Mandel has six young children, three of whom are of school age. They do not go to school; Mandel educates them herself, and says she will continue to do so even if she manages to win her longshot bid for school board.
“I’m not sacrificing my kids’ education,” she says. “That’s what I feel like right now … What I’m doing is a privilege. And I recognize it’s a privilege. And it’s a privilege that not enough people have. But it’s not a game — my kids are not a game. I’m not like sending them somewhere that is not currently adequate to prove a point.”
Mandel admits it’s a bit “weird” to want to help lead the school board when her kids don’t attend their local schools.
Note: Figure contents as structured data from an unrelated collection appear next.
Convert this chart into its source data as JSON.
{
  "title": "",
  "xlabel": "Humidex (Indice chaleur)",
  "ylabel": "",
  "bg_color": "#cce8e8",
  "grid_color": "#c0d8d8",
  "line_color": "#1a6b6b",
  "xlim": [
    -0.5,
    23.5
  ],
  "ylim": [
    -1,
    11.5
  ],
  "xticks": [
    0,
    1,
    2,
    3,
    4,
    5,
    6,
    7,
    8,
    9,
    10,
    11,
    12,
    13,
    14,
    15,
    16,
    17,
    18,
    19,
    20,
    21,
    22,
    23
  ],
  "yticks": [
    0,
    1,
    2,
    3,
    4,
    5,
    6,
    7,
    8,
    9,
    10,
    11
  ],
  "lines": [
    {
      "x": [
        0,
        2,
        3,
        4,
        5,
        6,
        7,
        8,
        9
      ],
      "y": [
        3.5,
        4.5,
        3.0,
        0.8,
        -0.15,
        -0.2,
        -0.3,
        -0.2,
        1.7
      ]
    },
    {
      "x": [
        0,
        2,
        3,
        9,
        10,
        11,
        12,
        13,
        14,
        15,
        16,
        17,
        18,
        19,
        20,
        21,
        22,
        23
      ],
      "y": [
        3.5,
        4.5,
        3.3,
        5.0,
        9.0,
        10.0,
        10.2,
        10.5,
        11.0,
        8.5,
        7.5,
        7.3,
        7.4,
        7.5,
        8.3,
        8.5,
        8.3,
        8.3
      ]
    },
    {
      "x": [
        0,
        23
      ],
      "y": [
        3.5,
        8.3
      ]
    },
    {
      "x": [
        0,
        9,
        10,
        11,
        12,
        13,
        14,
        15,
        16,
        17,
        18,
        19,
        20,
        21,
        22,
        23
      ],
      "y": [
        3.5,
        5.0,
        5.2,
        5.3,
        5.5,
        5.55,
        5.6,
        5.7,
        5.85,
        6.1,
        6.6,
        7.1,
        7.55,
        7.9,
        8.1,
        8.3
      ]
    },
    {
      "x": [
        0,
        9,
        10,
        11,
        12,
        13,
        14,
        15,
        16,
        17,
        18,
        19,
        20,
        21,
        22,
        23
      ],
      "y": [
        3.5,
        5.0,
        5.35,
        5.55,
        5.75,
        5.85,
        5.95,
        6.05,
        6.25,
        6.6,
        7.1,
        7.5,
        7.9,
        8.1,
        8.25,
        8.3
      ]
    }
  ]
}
She points out, “There are members of the board who don’t have children in the public schools. There are members of the board in other areas who don’t even have children. I think that’s weird. I do at least have children. At least I have this window into life with young children, because no one on the board has young children.”
Separately, Mandel notes, “I went to public school my entire upbringing. And my mom was a single mom.” She adds she taught fifth grade in Cambodia at one point.
Mandel says she and parents who have protested the school board have kicked around the idea of starting a charter school: “Wouldn’t it be cool to have a Middle Eastern-focused, classical charter school where they teach Arabic [and] they teach Hebrew?” she says.
Making that idea a reality would require approval from the board of education, she notes, adding, “That’s not gonna happen with the current board.”
Mandel is known as a conservative culture warrior, a perception she agrees is fair.
“I would say I’m definitely part of that circle of folks who, on the right, are trying to fight these culture wars,” she says. “For me, what it comes down to is, I’m not comfortable with schools taking on a lot of the social issues that they have. I think the biggest negative of that, is that they’re doing so in lieu of teaching math and writing and reading, and you’re seeing it in the test scores. Every minute that you spend on this stuff, you’re not spending on math.”
Online, her commentary about LGBTQ+ people has been more deliberately cruel. In a column defending her refusal to use trans people’s chosen names and pronouns, she wrote: “Playing along with delusions isn’t a kindness to those suffering from other psychological conditions.”
Mandel doesn’t necessarily expect to win the school board race.
“I’m not naive about my chances. I’ve seen an electoral map. I understand where I live,” she says. However, she claims she’s seen people on local message boards in recent days leaving comments to the effect of: “‘I fucking hate Bethany Mandel. Everything about her makes my skin crawl. But maybe someone needs to shake things up.’”
Mandel says she isn’t leading this campaign “for money or fame,” and just wants to “hold people accountable.”
“I have a unique position to try to affect change,” she says, noting her public profile should bring attention to the race. “I couldn’t not try, and think that I could have made a difference.”